The bandits, kidnappers, assassins, yahoo boys
and girls, ritual killers, armed robbers, embezzlers, fake prophets, raiders of
the national treasures, compromising security personnel and civil servants, are
all perfect replicas of those in power. These leaders, whether in politics, security
sector, traditional institutions, judiciary, religion, industry, academia, the
professions etc. are Nigeria’s deadliest enemies because they recreate citizens
larger than their own image who turn in gratuitous violent vengeance on the
people.
They entrench a rat-race system that encourages
a destructive lust for power and wealth. They make room for those succeeding
them in office to seek to outdo them.

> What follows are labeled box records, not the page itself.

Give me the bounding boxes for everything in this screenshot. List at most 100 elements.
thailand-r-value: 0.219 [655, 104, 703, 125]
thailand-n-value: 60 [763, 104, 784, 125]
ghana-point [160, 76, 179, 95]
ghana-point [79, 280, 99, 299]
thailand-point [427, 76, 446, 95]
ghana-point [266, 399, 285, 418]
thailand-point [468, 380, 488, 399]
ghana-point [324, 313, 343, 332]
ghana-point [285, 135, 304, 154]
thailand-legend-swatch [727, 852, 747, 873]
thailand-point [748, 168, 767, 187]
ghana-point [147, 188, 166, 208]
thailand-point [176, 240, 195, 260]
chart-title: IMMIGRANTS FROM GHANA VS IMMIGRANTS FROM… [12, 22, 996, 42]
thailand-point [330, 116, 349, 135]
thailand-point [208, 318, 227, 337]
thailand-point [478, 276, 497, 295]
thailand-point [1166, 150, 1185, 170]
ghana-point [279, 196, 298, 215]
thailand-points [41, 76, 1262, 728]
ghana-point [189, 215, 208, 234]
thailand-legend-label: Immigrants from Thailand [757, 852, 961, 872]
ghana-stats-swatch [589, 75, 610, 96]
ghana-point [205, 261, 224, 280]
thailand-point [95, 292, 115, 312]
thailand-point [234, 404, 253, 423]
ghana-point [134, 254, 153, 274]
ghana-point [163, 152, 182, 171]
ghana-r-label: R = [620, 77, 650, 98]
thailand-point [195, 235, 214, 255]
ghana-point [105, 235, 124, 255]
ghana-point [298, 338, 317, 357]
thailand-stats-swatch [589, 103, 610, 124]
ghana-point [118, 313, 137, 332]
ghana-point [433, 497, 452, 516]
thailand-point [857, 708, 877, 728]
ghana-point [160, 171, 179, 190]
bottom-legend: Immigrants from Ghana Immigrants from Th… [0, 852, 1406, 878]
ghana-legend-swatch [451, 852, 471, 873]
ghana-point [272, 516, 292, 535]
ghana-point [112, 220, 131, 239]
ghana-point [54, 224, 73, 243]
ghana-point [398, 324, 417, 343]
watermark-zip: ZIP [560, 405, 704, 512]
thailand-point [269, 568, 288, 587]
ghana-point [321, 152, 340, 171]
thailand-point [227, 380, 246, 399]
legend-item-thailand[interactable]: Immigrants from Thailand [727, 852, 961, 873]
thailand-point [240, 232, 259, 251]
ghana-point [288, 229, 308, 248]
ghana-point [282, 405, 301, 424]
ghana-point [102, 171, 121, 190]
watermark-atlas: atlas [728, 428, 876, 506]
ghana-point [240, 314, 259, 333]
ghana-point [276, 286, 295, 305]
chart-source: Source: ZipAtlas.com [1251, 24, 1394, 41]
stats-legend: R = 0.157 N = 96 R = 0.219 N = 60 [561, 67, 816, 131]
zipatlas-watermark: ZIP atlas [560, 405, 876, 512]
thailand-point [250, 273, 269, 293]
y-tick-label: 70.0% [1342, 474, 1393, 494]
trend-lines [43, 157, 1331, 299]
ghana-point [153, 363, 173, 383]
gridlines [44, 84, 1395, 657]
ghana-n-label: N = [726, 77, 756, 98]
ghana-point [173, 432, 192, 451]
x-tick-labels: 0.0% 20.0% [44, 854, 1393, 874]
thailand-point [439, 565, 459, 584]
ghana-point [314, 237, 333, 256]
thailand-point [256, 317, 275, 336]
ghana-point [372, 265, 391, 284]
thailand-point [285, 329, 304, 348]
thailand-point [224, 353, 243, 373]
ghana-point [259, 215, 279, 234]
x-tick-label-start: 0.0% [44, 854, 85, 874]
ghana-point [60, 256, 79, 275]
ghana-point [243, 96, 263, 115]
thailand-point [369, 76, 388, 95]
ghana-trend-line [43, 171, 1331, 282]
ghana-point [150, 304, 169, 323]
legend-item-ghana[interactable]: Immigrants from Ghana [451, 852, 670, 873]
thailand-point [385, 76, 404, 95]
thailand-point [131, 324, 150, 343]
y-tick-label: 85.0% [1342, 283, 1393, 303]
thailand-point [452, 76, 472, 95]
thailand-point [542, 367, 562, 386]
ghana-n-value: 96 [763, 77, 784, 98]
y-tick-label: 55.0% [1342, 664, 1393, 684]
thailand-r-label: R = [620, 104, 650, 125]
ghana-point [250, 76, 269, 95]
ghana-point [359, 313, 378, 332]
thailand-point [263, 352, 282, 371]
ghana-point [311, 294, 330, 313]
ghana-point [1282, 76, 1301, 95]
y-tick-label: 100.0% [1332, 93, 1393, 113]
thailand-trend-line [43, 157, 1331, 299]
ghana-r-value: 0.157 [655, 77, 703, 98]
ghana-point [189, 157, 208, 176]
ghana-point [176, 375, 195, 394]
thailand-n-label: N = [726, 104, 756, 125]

Therefore, the malcontents of the society
in the name of bandits, unknown gunmen, prostitutes, online fraudsters, false
prophets, prostitutes etc. are merely the outcrop of gaudy leaders who give
more time to addressing their leviathan tastes than to caring for the majority
poor in the land.
Meagre funds are released for strategic
infrastructural development and welfare of the masses, because a larger chunk
is retained exclusively for the leaders, leaving the society impoverished,
unsecured and at the mercy of marauders unyielding to reason or patriotism. The
wealth of society is headquartered in the rulers through a corrupt wage
structure that ensures those in government and their cronies are richer than
the creators of wealth. Thus, the state is rich, but the citizens are rendered
miserably poor.
One way out this national conundrum is to abolish salaries and allowances altogether for political office holders. Let those coming into office and their families be cared for by the state. They should make use of public schools and government hospitals. Only acute medical conditions would necessitate overseas attention at state expense.

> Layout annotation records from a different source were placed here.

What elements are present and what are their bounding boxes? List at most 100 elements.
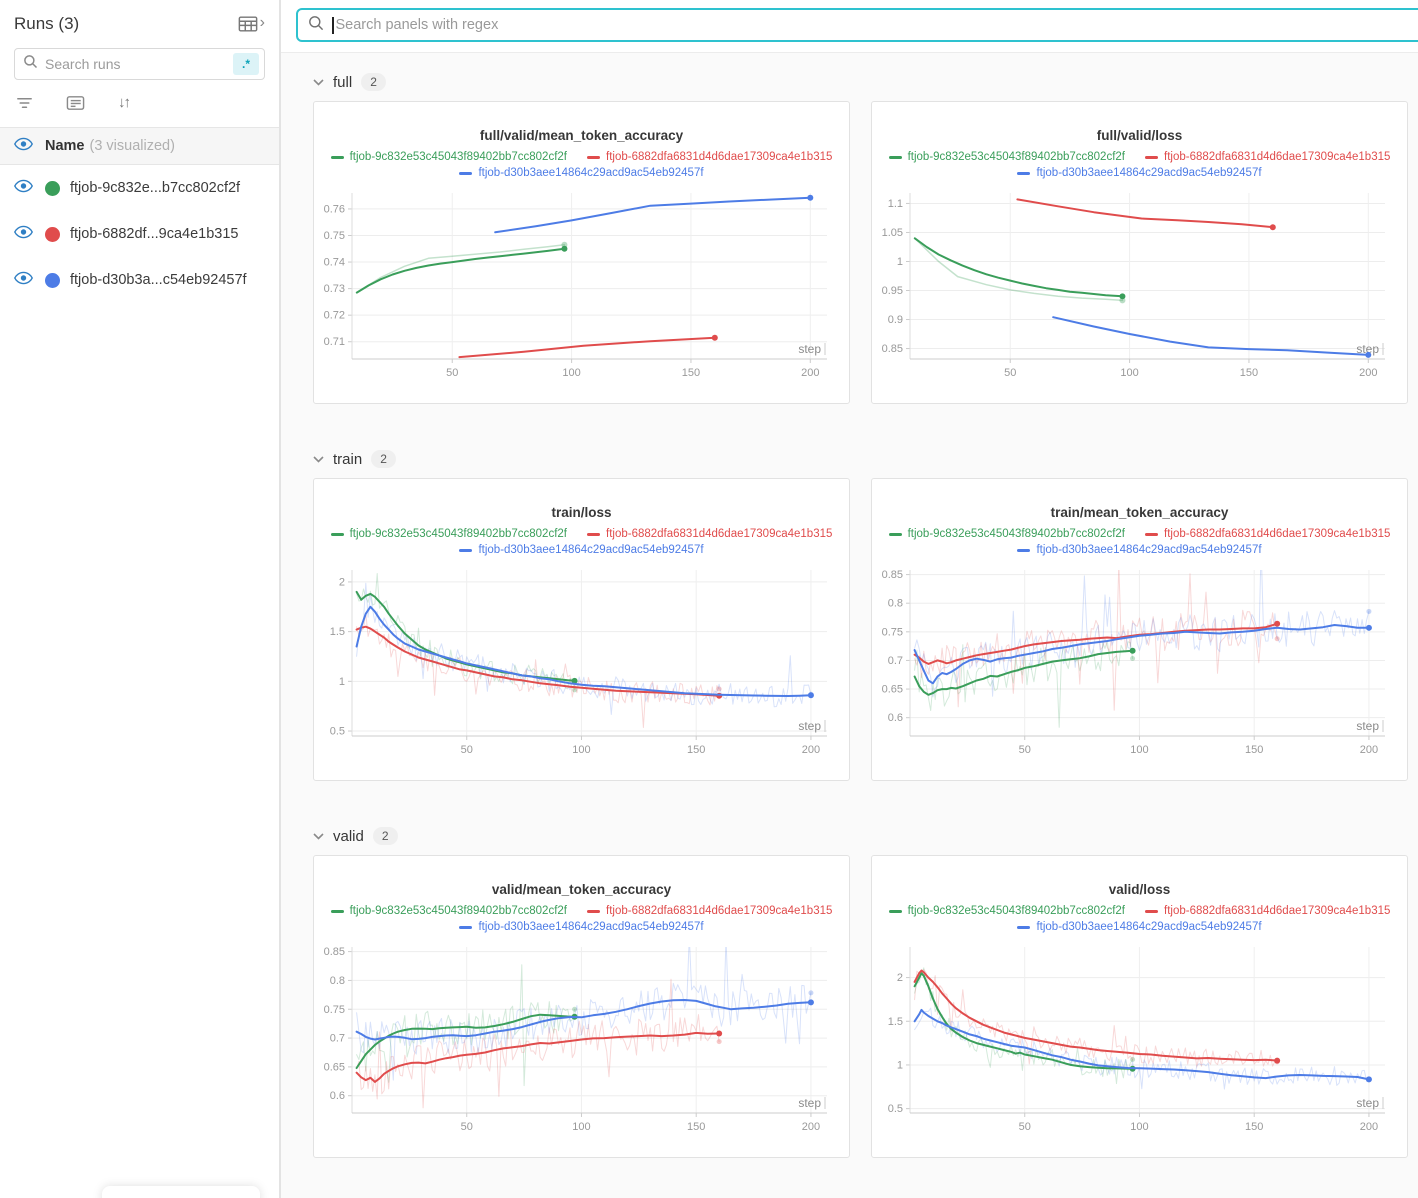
chart-plot[interactable]: 0.5 1 1.5 2 50 100 150 200 step	[878, 939, 1401, 1139]
run-color-dot	[45, 272, 60, 288]
runs-sidebar-header: Runs (3) ›	[0, 0, 279, 46]
chevron-down-icon[interactable]	[313, 73, 324, 91]
run-color-dot	[45, 180, 60, 196]
chart-title: valid/loss	[1108, 882, 1171, 897]
svg-text:150: 150	[687, 1121, 705, 1133]
chevron-down-icon[interactable]	[313, 827, 324, 845]
panel-row: full/valid/mean_token_accuracy ftjob-9c83…	[313, 101, 1418, 404]
legend-run-name: ftjob-d30b3aee14864c29acd9ac54eb92457f	[478, 167, 704, 179]
legend-item-run-2[interactable]: ftjob-d30b3aee14864c29acd9ac54eb92457f	[459, 919, 704, 935]
run-list: ftjob-9c832e...b7cc802cf2f ftjob-6882df..…	[0, 165, 279, 303]
svg-text:1.05: 1.05	[882, 227, 903, 239]
legend-item-run-2[interactable]: ftjob-d30b3aee14864c29acd9ac54eb92457f	[459, 165, 704, 181]
panel-valid-loss[interactable]: valid/loss ftjob-9c832e53c45043f89402bb7c…	[871, 855, 1408, 1158]
legend-swatch	[888, 532, 902, 536]
legend-swatch	[1017, 171, 1031, 175]
legend-item-run-0[interactable]: ftjob-9c832e53c45043f89402bb7cc802cf2f	[888, 526, 1125, 542]
chart-plot[interactable]: 0.6 0.65 0.7 0.75 0.8 0.85 50 100 150 200 step	[320, 939, 843, 1139]
visibility-all-eye-icon[interactable]	[14, 137, 33, 156]
legend-item-run-1[interactable]: ftjob-6882dfa6831d4d6dae17309ca4e1b315	[587, 903, 832, 919]
panel-search-input[interactable]	[335, 17, 1414, 33]
legend-item-run-1[interactable]: ftjob-6882dfa6831d4d6dae17309ca4e1b315	[587, 149, 832, 165]
legend-item-run-1[interactable]: ftjob-6882dfa6831d4d6dae17309ca4e1b315	[1145, 903, 1390, 919]
section-valid: valid 2 valid/mean_token_accuracy ftjob-9c8…	[313, 827, 1418, 1158]
legend-item-run-2[interactable]: ftjob-d30b3aee14864c29acd9ac54eb92457f	[459, 542, 704, 558]
run-name-label: ftjob-6882df...9ca4e1b315	[70, 226, 239, 242]
legend-item-run-0[interactable]: ftjob-9c832e53c45043f89402bb7cc802cf2f	[330, 903, 567, 919]
svg-text:0.85: 0.85	[882, 343, 903, 355]
panel-full-valid-mean-token-accuracy[interactable]: full/valid/mean_token_accuracy ftjob-9c83…	[313, 101, 850, 404]
legend-swatch	[459, 171, 473, 175]
svg-text:0.95: 0.95	[882, 285, 903, 297]
legend-run-name: ftjob-9c832e53c45043f89402bb7cc802cf2f	[349, 151, 567, 163]
legend-run-name: ftjob-d30b3aee14864c29acd9ac54eb92457f	[1036, 167, 1262, 179]
chart-plot[interactable]: 0.5 1 1.5 2 50 100 150 200 step	[320, 562, 843, 762]
legend-swatch	[1017, 548, 1031, 552]
svg-text:0.75: 0.75	[324, 230, 345, 242]
legend-run-name: ftjob-9c832e53c45043f89402bb7cc802cf2f	[907, 151, 1125, 163]
panel-valid-mean-token-accuracy[interactable]: valid/mean_token_accuracy ftjob-9c832e53c…	[313, 855, 850, 1158]
legend-item-run-2[interactable]: ftjob-d30b3aee14864c29acd9ac54eb92457f	[1017, 542, 1262, 558]
runs-search-box[interactable]: .*	[14, 48, 265, 80]
panel-full-valid-loss[interactable]: full/valid/loss ftjob-9c832e53c45043f8940…	[871, 101, 1408, 404]
section-header-valid[interactable]: valid 2	[313, 827, 1418, 845]
svg-text:0.72: 0.72	[324, 310, 345, 322]
svg-text:100: 100	[572, 744, 590, 756]
legend-item-run-0[interactable]: ftjob-9c832e53c45043f89402bb7cc802cf2f	[330, 149, 567, 165]
svg-text:100: 100	[1130, 744, 1148, 756]
text-cursor	[332, 16, 334, 34]
legend-item-run-2[interactable]: ftjob-d30b3aee14864c29acd9ac54eb92457f	[1017, 165, 1262, 181]
svg-text:0.6: 0.6	[888, 712, 903, 724]
chart-plot[interactable]: 0.6 0.65 0.7 0.75 0.8 0.85 50 100 150 200 step	[878, 562, 1401, 762]
section-label: train	[333, 450, 363, 468]
chevron-down-icon[interactable]	[313, 450, 324, 468]
svg-text:100: 100	[572, 1121, 590, 1133]
panels-workspace: full 2 full/valid/mean_token_accuracyftjob…	[281, 0, 1418, 1198]
legend-swatch	[1145, 532, 1158, 536]
legend-item-run-0[interactable]: ftjob-9c832e53c45043f89402bb7cc802cf2f	[888, 149, 1125, 165]
svg-text:0.85: 0.85	[324, 946, 345, 958]
legend-item-run-0[interactable]: ftjob-9c832e53c45043f89402bb7cc802cf2f	[888, 903, 1125, 919]
legend-run-name: ftjob-6882dfa6831d4d6dae17309ca4e1b315	[1164, 528, 1391, 540]
chart-plot[interactable]: 0.85 0.9 0.95 1 1.05 1.1 50 100 150 200 step	[878, 185, 1401, 385]
filter-icon[interactable]	[16, 96, 33, 110]
section-header-full[interactable]: full 2	[313, 73, 1418, 91]
legend-item-run-1[interactable]: ftjob-6882dfa6831d4d6dae17309ca4e1b315	[587, 526, 832, 542]
visibility-eye-icon[interactable]	[14, 179, 33, 198]
run-row-1[interactable]: ftjob-6882df...9ca4e1b315	[0, 211, 279, 257]
legend-item-run-1[interactable]: ftjob-6882dfa6831d4d6dae17309ca4e1b315	[1145, 526, 1390, 542]
sidebar-expand-icon[interactable]: ›	[259, 14, 265, 31]
panel-search-box[interactable]	[296, 8, 1418, 42]
visibility-eye-icon[interactable]	[14, 271, 33, 290]
chart-legend: ftjob-9c832e53c45043f89402bb7cc802cf2f ft…	[872, 149, 1407, 181]
legend-run-name: ftjob-6882dfa6831d4d6dae17309ca4e1b315	[606, 905, 833, 917]
regex-toggle-button[interactable]: .*	[233, 53, 259, 75]
legend-item-run-0[interactable]: ftjob-9c832e53c45043f89402bb7cc802cf2f	[330, 526, 567, 542]
svg-text:step: step	[798, 719, 821, 733]
svg-text:1.5: 1.5	[888, 1016, 903, 1028]
svg-text:100: 100	[562, 367, 580, 379]
section-header-train[interactable]: train 2	[313, 450, 1418, 468]
svg-text:200: 200	[1359, 367, 1377, 379]
runs-sidebar: Runs (3) ›	[0, 0, 281, 1198]
run-row-0[interactable]: ftjob-9c832e...b7cc802cf2f	[0, 165, 279, 211]
legend-item-run-2[interactable]: ftjob-d30b3aee14864c29acd9ac54eb92457f	[1017, 919, 1262, 935]
svg-text:0.8: 0.8	[330, 975, 345, 987]
svg-text:0.76: 0.76	[324, 203, 345, 215]
chart-plot[interactable]: 0.71 0.72 0.73 0.74 0.75 0.76 50 100 150 200 step	[320, 185, 843, 385]
svg-text:1.1: 1.1	[888, 198, 903, 210]
svg-text:1: 1	[897, 256, 903, 268]
runs-search-input[interactable]	[45, 56, 233, 72]
chart-legend: ftjob-9c832e53c45043f89402bb7cc802cf2f ft…	[314, 526, 849, 558]
run-row-2[interactable]: ftjob-d30b3a...c54eb92457f	[0, 257, 279, 303]
sort-icon[interactable]: ↓↑	[118, 94, 131, 111]
runs-table-name-header[interactable]: Name (3 visualized)	[0, 127, 279, 165]
panel-train-loss[interactable]: train/loss ftjob-9c832e53c45043f89402bb7c…	[313, 478, 850, 781]
legend-item-run-1[interactable]: ftjob-6882dfa6831d4d6dae17309ca4e1b315	[1145, 149, 1390, 165]
legend-run-name: ftjob-9c832e53c45043f89402bb7cc802cf2f	[907, 528, 1125, 540]
runs-table-icon[interactable]	[238, 15, 258, 33]
columns-icon[interactable]	[66, 95, 85, 111]
panel-train-mean-token-accuracy[interactable]: train/mean_token_accuracy ftjob-9c832e53c…	[871, 478, 1408, 781]
visibility-eye-icon[interactable]	[14, 225, 33, 244]
legend-run-name: ftjob-d30b3aee14864c29acd9ac54eb92457f	[1036, 544, 1262, 556]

There should be no wardrobe or vehicle allowances for them;
nor should there be vacation abroad for those who opt to govern us. Public office
shouldn’t be where to make money. It’s not where to invest N350m for a seat in
the House of Representatives and seek to gain some billions of naira at the end
of four years or so. Public office is where you give to the public, not where
you take from it. You leave there a poorer person.
Secondly, we must get
those who want to lead us to submit to the scales. We must record their weight
as they come in. As they exit, we take the stats again. Have they lost weight
to suggest they’ve been toiling sleeplessly for the people? Or they’ve put on furbished
flesh to tell the tale of tainted integrity and failed leadership?
These measures should help
sanitize the system in three ways: big money would be freed for more of society
as we wouldn’t have a humongous and bottomless wage bill for government; two,
only selfless and patriotic citizens would be attracted to the hallowed
business of serving the nation; three, we would no longer be having a venal
class generationally giving birth to its own small class of preying gourmands.